All of these subdisciplines share concepts and analytical methods that stem from the field of spatial ecology: a field coined by Tilman and Karieva in 1997. Since then, the term “spatial ecology” has been used in a wide range of ways depending on each ecological subdiscipline and field. Biogeography focuses on species geographic distributions (Lomolino 2017). Landscape ecology relates spatial heterogeneity to ecological processes and species distribution (Turner and Gardner 2015). Movement ecology focuses on organismal dispersal and migration (Nathan et al. 2008). Macroecology investigates the relation of processes and species at large spatial scales (Gaston and Blackburn 2000). Metaecology considers dispersal and spatial interactions at different spatial scales to model ecological processes that affect species distribution and dynamics (i.e., metapopulations, metacommunities, metaecosystems; Massol et al. 2011) . Spatial and landscape genetics relate how landscape features affect gene glow and local adaptation (Manel et al. 2003; Guillot et al. 2009). Finally, conservation biology develops and applies spatial solutions to a variety of problems, including mitigating the effects of roads, protected area networks, and spatial prioritization in conservation planning (Primack 2014) (Fig. 1.1).

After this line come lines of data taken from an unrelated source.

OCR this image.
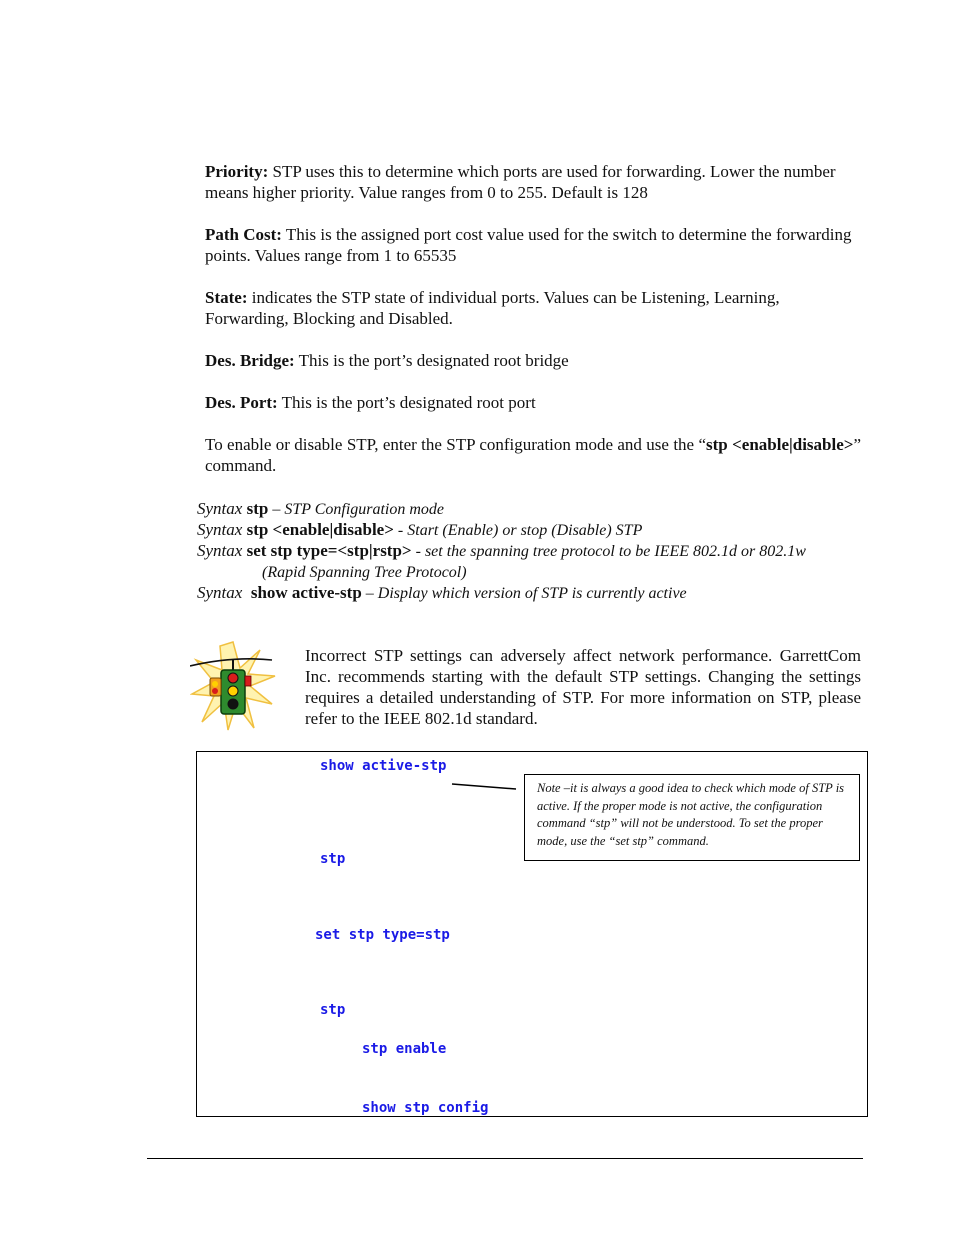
Priority: STP uses this to determine which ports are used for forwarding. Lower the number means higher priority. Value ranges from 0 to 255. Default is 128
Path Cost: This is the assigned port cost value used for the switch to determine the forwarding points. Values range from 1 to 65535
State: indicates the STP state of individual ports. Values can be Listening, Learning, Forwarding, Blocking and Disabled.
Des. Bridge: This is the port’s designated root bridge
Des. Port: This is the port’s designated root port
To enable or disable STP, enter the STP configuration mode and use the “stp <enable|disable>” command.
Syntax stp – STP Configuration mode
Syntax stp <enable|disable> - Start (Enable) or stop (Disable) STP
Syntax set stp type=<stp|rstp> - set the spanning tree protocol to be IEEE 802.1d or 802.1w
(Rapid Spanning Tree Protocol)
Syntax show active-stp – Display which version of STP is currently active
Incorrect STP settings can adversely affect network performance. GarrettCom Inc. recommends starting with the default STP settings. Changing the settings requires a detailed understanding of STP. For more information on STP, please refer to the IEEE 802.1d standard.
show active-stp
stp
set stp type=stp
stp
stp enable
show stp config
Note –it is always a good idea to check which mode of STP is active. If the proper mode is not active, the configuration command “stp” will not be understood. To set the proper mode, use the “set stp” command.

Throughout this book, we use the term spatial ecology in a broad sense referring to the study and modeling of the role(s) of space on ecological processes (e.g., population dynamics, species interactions, dispersal) that in turn affects ecological patterns, such as species distributions. This definition shares similarities with some early definitions of landscape ecology (Pickett and Cadenasso 1995; Turner 1989). Yet over the years, landscape ecology evolved to include socio-economic aspects of landscapes as well (Wu 2017).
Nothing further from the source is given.